Come è nata l’enciclica sull’ambiente? L’ha narrato lo stesso pontefice in un discorso di ieri, con qualche aneddoto.
Come è nata l’enciclica sull’ambiente? L’ha narrato lo stesso pontefice in un discorso di ieri, con qualche aneddoto.
«Nel 2007 c’è stata la Conferenza dell’Episcopato Latinoamericano in Brasile, ad Aparecida. Io ero nel gruppo dei redattori del documento finale, e arrivavano proposte sull’Amazzonia. Io dicevo: “Ma questi brasiliani, come stufano con questa Amazzonia! Cosa c’entra l’Amazzonia con l’evangelizzazione?”. Questo ero io nel 2007. Poi, nel 2015 è uscita la Laudato si’. Io ho avuto un percorso di conversione, di comprensione del problema ecologico. Prima non capivo nulla!»
Papa Francesco ha iniziato così, nel discorso a braccio tenuto ieri a un gruppo di laici che collaborano con la Conferenza Episcopale di Francia sui temi della Laudato si’, il racconto della nascita della sua enciclica sull’ambiente, per dimostrare come tutti debbano impegnarsi per seguire questo cammino di conversione ecologica.

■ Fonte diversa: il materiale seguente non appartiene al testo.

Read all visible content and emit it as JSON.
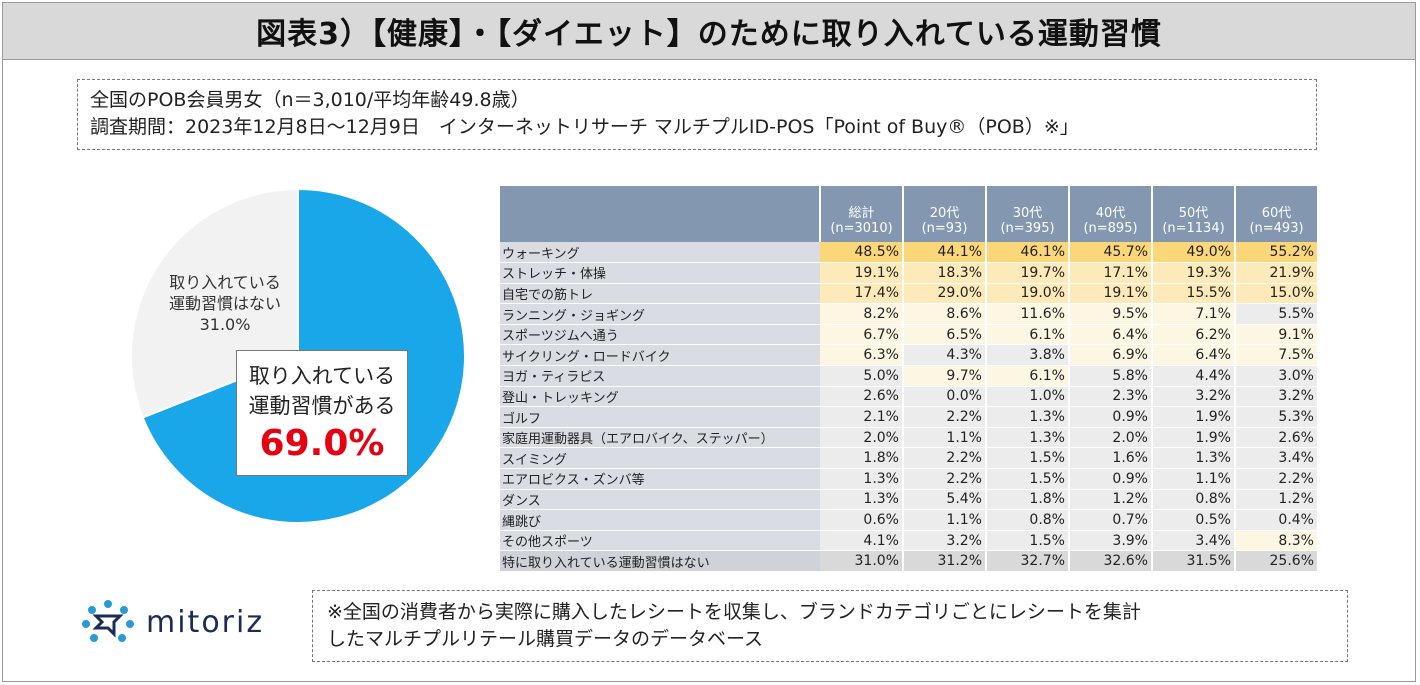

Quando iniziò a pensare alla redazione di un testo su questo argomento, egli si rivolse a un’équipe di scienziati e a una di filosofi e teologi per essere accompagnato nelle proprie riflessioni. Ai primi chiese: “Ditemi le cose che sono chiare e che sono provate e non ipotesi, le realtà”; ai secondi: “Io vorrei fare una riflessione su questo. Lavorate voi e dialogate con me”. Così, questi studiosi hanno realizzato un primo lavoro di scrittura delle parti dell’enciclica, sul quale è intervenuto il pontefice, che ne ha curato la redazione finale. A proposito, il Papa ha raccontato un aneddoto:
«Quando sono andato a Strasburgo, all’Unione Europea, il presidente Hollande ha inviato, per ricevermi, il Ministro dell’ambiente […]. La Signora Ségolène Royale mi ha detto questo: “È vero che Lei sta scrivendo qualcosa sull’ecologia? – C’était vrai! – Per favore, la pubblichi prima dell’incontro di Parigi! [la conferenza di Parigi sul clima COP21 del dicembre 2015, n.d.r.]”. Io ho chiamato l’equipe che la stava facendo […] e dissi: “Questo deve uscire prima dell’incontro di Parigi” – “Ma perché?” – “Per fare pressione”. Da Aparecida a Laudato si’ per me è stato un cammino interiore.»
Poi, quando è andato in Amazzonia per il Sinodo, Papa Francesco dice di aver scoperto la saggezza dei popoli indigeni, quella del “buon vivere”, come la chiamano loro, ovvero del vivere in armonia con il creato. Questa saggezza, noi, l’abbiamo persa. Abbiamo perso l’armonia dei tre linguaggi: il linguaggio della testa, ovvero pensare; il linguaggio del cuore, sentire; il linguaggio delle mani, fare. Su questo, il Papa ricorda un altro aneddoto:
«L’altro giorno una persona mi domandava, parlando dell’intelligenza artificiale – noi abbiamo nel Dicastero della Cultura un gruppo di studio di livello molto, molto alto sull’’intelligenza artificiale –: “Ma l’intelligenza artificiale potrà fare tutto?” – “I robot futuri potranno fare tutto, tutto quello che fa una persona. Ma tranne che cosa?”, ho detto io […]. E lui ha riflettuto un po’ e mi ha detto: “Soltanto una cosa non potranno avere: la tenerezza”. E la tenerezza è come la speranza. Come dice Péguy, sono delle virtù umili. Sono delle virtù che accarezzano, che non affermano… E credo […] che, nella nostra conversione ecologica, dobbiamo lavorare su questa ecologia umana; lavorare sulla nostra tenerezza e capacità di accarezzare […], che è una cosa del vivere bene in armonia.»